Because of this, the officer’s actions were an encroachment on the fourth amendment in the item searched (the motorcycle) but also in the encroachment of his home. So the next question was if the automobile exception justified the invasion of the curtilage. Writing for the court, Justice Sotomayor used the following hypothetical:
“Applying the relevant legal principles to a slightly different factual scenario confirms that this is an easy case. Imagine a motorcycle parked inside the living room of a house, visible through a window to a passerby on the street. Imagine further that an officer has probable cause to believe that the motorcycle was involved in a traffic infraction. Can the officer, acting without a warrant, enter the house to search the motorcycle and confirm whether it is the right one? Surely not.
The reason is that the scope of the automobile exception extends no further than the automobile itself.”
Sotomayor noted that “Nothing in our case law, however, suggests that the automobile exception gives an officer the right to enter a home or its curtilage to access a vehicle without a warrant.” Further, “The Court already has declined to expand the scope of other exceptions to the warrant requirement to permit warrantless entry into the home.” The court went on to say that “searching a vehicle parked in the curtilage involves not only the invasion of the Fourth Amendment interest in the vehicle but also an invasion of the sanctity of the curtilage[ ]” for the same reason that officers may not enter a home to make an arrest without a warrant even when they have probable cause. She also said that “The automobile exception does not afford the necessary lawful right of access to search a vehicle parked within a home or its curtilage because it does not justify an intrusion on a person’s separate and substantial Fourth Amendment interest in his home and curtilage.”

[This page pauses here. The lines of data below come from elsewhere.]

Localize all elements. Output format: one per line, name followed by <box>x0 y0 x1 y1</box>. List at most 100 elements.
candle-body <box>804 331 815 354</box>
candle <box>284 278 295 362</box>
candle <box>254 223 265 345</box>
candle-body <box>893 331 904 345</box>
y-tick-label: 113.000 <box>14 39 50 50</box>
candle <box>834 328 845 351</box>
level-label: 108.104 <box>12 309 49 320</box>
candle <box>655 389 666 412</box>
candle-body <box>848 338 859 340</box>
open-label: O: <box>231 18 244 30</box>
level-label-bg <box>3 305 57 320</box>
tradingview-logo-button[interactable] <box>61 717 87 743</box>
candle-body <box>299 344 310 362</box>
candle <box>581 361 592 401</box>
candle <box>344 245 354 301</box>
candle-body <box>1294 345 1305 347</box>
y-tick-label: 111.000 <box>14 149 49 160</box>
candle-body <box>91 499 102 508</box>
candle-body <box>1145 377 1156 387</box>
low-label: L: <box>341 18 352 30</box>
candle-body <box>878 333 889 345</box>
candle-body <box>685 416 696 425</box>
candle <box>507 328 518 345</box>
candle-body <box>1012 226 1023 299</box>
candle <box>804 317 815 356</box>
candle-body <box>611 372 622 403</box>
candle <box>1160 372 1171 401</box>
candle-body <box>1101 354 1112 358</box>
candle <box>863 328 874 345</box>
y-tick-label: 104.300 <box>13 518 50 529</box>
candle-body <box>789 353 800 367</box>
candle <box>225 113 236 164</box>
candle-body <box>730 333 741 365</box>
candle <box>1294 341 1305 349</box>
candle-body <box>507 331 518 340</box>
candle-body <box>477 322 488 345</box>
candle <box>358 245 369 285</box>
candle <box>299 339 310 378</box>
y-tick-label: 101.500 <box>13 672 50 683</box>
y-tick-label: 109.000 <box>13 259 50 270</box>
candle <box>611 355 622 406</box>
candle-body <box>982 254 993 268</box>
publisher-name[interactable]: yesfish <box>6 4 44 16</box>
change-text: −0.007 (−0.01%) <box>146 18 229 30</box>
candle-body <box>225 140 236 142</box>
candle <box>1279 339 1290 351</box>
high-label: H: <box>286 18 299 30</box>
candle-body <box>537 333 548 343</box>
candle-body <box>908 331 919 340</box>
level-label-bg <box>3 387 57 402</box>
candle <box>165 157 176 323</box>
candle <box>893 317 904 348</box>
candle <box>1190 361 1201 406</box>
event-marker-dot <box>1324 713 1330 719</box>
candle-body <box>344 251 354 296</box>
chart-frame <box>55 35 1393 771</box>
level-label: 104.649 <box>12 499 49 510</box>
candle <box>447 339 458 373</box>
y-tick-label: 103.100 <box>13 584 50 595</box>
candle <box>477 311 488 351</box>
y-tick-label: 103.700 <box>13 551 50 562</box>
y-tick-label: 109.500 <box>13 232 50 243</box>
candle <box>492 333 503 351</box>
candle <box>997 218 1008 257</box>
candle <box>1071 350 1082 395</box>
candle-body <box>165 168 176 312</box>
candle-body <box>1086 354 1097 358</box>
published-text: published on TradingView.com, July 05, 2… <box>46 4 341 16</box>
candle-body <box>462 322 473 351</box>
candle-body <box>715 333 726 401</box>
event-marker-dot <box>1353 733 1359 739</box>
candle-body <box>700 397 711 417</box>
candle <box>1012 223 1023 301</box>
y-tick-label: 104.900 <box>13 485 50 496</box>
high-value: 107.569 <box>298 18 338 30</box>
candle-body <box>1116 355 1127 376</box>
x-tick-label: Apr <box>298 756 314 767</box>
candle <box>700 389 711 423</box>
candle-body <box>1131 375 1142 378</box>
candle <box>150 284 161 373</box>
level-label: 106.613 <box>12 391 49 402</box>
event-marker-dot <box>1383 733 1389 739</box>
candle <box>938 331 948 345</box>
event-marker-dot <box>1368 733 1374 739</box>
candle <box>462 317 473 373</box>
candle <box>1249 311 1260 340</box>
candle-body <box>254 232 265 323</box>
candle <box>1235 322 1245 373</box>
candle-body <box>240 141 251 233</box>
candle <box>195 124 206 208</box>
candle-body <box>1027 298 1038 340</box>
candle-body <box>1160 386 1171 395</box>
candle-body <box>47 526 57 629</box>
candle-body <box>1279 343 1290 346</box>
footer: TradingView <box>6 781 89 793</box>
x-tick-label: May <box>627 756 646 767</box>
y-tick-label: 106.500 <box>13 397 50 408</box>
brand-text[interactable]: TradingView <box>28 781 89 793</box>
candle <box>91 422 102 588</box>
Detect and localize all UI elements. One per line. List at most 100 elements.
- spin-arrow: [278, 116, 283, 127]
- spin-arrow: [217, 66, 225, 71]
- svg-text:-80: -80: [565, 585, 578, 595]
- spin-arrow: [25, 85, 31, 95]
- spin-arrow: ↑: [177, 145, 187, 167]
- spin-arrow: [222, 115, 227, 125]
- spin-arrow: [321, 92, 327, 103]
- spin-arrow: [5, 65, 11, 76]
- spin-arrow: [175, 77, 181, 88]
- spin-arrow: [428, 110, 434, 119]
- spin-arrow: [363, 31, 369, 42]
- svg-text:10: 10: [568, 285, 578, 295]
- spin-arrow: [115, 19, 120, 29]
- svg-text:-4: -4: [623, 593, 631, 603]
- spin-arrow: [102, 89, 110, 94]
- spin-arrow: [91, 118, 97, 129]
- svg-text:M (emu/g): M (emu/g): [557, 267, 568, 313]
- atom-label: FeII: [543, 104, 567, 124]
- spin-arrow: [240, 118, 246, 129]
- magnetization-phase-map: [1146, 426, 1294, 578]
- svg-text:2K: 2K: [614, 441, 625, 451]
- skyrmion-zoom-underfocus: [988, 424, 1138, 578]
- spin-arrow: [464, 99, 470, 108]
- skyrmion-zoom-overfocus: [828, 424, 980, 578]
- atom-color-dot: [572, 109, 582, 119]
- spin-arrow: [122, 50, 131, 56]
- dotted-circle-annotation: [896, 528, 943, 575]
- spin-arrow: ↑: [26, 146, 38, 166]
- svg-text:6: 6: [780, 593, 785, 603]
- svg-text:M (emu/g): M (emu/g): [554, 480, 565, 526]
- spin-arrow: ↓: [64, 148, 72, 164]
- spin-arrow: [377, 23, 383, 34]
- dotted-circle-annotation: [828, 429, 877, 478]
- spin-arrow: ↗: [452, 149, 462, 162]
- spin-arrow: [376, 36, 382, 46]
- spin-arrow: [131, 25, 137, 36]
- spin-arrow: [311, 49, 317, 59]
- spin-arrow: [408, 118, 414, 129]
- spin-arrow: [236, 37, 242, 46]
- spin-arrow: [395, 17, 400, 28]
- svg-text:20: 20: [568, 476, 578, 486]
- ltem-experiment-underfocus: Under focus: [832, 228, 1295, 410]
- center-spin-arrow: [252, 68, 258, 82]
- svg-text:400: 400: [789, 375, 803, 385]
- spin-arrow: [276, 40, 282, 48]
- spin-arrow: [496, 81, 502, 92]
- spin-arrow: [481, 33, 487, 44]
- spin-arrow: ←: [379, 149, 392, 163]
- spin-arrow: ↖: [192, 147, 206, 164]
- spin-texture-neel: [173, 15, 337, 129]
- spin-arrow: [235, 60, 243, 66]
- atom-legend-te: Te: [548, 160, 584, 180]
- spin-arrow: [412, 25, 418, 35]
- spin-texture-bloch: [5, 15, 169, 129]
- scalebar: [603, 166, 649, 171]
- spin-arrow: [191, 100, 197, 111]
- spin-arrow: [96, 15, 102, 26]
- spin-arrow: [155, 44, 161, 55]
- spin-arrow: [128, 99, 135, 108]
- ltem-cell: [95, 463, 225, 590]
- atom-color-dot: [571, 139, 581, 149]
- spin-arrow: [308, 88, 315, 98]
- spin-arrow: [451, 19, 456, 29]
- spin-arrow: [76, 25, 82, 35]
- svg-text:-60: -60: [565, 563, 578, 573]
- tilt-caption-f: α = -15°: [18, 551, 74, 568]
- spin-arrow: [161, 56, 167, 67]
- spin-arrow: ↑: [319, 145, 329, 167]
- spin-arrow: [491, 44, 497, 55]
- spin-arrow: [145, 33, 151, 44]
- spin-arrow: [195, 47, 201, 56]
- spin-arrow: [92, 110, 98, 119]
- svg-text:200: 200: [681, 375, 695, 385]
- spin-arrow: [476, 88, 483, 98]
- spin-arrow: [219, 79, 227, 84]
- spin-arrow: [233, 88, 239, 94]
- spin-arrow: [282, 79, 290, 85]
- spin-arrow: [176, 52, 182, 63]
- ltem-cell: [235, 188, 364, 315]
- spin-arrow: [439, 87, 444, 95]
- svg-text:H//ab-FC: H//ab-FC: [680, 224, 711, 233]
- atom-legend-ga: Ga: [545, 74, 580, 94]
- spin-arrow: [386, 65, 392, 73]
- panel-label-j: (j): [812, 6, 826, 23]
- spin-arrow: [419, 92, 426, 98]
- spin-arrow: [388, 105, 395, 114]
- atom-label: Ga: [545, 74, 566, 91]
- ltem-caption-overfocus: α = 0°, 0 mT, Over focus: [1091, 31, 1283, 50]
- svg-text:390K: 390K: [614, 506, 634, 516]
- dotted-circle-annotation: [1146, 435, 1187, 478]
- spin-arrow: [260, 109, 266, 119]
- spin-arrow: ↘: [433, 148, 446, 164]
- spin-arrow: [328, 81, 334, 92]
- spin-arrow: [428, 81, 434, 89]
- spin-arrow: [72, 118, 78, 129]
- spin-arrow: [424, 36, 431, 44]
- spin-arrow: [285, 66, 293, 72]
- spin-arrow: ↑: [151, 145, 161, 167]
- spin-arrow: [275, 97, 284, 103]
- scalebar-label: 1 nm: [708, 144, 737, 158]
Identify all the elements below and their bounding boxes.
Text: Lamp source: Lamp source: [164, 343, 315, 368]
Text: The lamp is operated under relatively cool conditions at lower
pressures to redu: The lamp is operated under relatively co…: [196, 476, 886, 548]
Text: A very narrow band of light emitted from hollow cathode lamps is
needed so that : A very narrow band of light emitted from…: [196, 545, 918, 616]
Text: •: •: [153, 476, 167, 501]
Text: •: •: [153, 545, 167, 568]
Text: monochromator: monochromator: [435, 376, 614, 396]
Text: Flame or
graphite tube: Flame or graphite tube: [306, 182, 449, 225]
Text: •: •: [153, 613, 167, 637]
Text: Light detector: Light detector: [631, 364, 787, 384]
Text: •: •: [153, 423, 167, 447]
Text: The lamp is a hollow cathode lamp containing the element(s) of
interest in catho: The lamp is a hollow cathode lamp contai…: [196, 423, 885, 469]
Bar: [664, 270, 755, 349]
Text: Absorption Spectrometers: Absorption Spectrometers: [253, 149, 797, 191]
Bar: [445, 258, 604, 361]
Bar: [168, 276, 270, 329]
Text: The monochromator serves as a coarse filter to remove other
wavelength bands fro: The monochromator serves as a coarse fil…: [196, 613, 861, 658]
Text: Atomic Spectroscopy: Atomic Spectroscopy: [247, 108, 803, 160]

The court denied Virginia’s request to make a bright-line rule saying that “the automobile exception does not permit warrantless entry into ‘the physical threshold of a house or a similar fixed, enclosed structure inside the curtilage like a garage’” so that the officers wouldn’t have to make case by case determinations. The court stated that the officers already have to do this because the curtilage has already been afforded constitutional protection. Also, Virginia’s proposed rule mistakenly places emphasis on visibility. Sotomayor said, “So long as it is curtilage, a parking patio or carport into which an officer can see from the street is no less entitled to protection from trespass and a warrantless search than a fully enclosed garage.” Finally, “Virginia’s proposed bright-line rule automatically would grant constitutional rights to those persons with the financial means to afford residences with garages in which to store their vehicles but deprive those persons without such resources of any individualized consideration as to whether the areas in which they store their vehicles qualify as curtilage.”
The Supreme Court held that the automobile exception did not allow the officer to enter a home or its curtilage in order to search a vehicle. The Supreme Court of Virginia reversed the decision on the Supreme Court of Virginia.